そして本題となる講義では、リチウムイオン電池の仕組みや他の電池との違い、さらには正しい使い方や安全な廃棄方法まで、幅広く解説していただきました。
毎日使っている身近なものだからこそ、生徒たちも興味津々で真剣に耳を傾けていました。
授業では、充電中のリチウムイオンの動きについてもお話しがありました。
モバイルバッテリーの充電時は正極から負極へ、放電時は負極から正極へと、リチウムイオンと電子が移動します。
この電子の行き来によって、電気を蓄えたり、エネルギーとして取り出したりしているそうです!

またモバイルバッテリーは、サイズによって一回でできる充電の量がまったく異なるそうです!
ここで皆さんに知ってほしいのが、「実力値」。
モバイルバッテリーを購入する際に、どのくらい電気を蓄えられるかを示す「mAh」という単位があります。
その数値の70%が実際に発揮できる充電の量となります。
例えば、5000mAhモデルのモバイルバッテリーを使用すると、普段使っている一般的なスマートフォンは約3,500mAhのバッテリーを内蔵しているので、約1回分充電ができるという計算になります。
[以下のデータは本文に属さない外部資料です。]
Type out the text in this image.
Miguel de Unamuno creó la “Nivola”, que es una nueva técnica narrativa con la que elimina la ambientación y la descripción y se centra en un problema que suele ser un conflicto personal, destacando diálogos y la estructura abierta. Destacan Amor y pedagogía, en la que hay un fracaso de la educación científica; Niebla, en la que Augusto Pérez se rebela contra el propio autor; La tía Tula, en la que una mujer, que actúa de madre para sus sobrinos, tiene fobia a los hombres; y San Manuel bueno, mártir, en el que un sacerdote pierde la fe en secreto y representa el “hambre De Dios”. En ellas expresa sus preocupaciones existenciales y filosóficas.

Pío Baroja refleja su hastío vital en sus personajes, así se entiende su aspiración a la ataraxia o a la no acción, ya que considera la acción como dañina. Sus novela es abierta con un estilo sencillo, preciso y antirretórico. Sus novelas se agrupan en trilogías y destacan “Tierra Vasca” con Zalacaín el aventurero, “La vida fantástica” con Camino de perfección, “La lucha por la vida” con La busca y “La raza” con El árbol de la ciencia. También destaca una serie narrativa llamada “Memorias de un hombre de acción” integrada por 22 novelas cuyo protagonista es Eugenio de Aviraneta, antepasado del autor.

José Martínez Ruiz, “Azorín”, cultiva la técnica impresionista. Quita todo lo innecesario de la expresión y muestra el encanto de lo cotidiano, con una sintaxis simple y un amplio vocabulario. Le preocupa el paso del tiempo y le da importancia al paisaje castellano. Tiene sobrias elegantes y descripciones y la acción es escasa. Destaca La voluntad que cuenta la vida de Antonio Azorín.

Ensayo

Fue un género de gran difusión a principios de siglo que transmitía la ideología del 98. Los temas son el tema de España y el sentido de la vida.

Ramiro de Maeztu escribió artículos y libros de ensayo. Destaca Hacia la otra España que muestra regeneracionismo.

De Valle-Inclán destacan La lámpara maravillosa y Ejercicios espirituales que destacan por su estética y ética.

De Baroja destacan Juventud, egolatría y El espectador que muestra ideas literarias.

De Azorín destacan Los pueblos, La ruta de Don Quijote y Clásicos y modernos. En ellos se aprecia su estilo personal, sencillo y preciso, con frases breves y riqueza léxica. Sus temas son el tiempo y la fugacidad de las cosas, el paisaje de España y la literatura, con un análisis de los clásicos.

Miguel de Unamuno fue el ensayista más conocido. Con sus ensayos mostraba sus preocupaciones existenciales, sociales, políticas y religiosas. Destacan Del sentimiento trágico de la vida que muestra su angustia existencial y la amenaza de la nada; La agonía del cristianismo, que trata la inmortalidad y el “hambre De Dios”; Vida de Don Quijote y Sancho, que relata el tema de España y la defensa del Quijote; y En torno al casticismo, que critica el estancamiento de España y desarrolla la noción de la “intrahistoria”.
授業の締めくくりには、学習内容をおさらいするクイズを実施。
スタッフでも少し頭を悩ませるような問題でしたが、しっかり講義を聞いていた生徒たちは見事正解を連発!
楽しみながらも、非常に深く実践的な学びを得られたことが伝わってきました。
当日は約60名の生徒が参加し、終始熱心な姿勢で授業に臨んでくれました。
今回のように正しい知識を身につけることが、発火事故等を未然に防ぐ第一歩になります。
この授業をもとに、橘高校の生徒を中心として周りの人にモバイルバッテリーの使い方を知ってもらえるきっかけとなれば嬉しいです!
ご協力いただいたアンカー・ジャパン株式会社様、川崎市立橘高校の皆さま、本当にありがとうございました!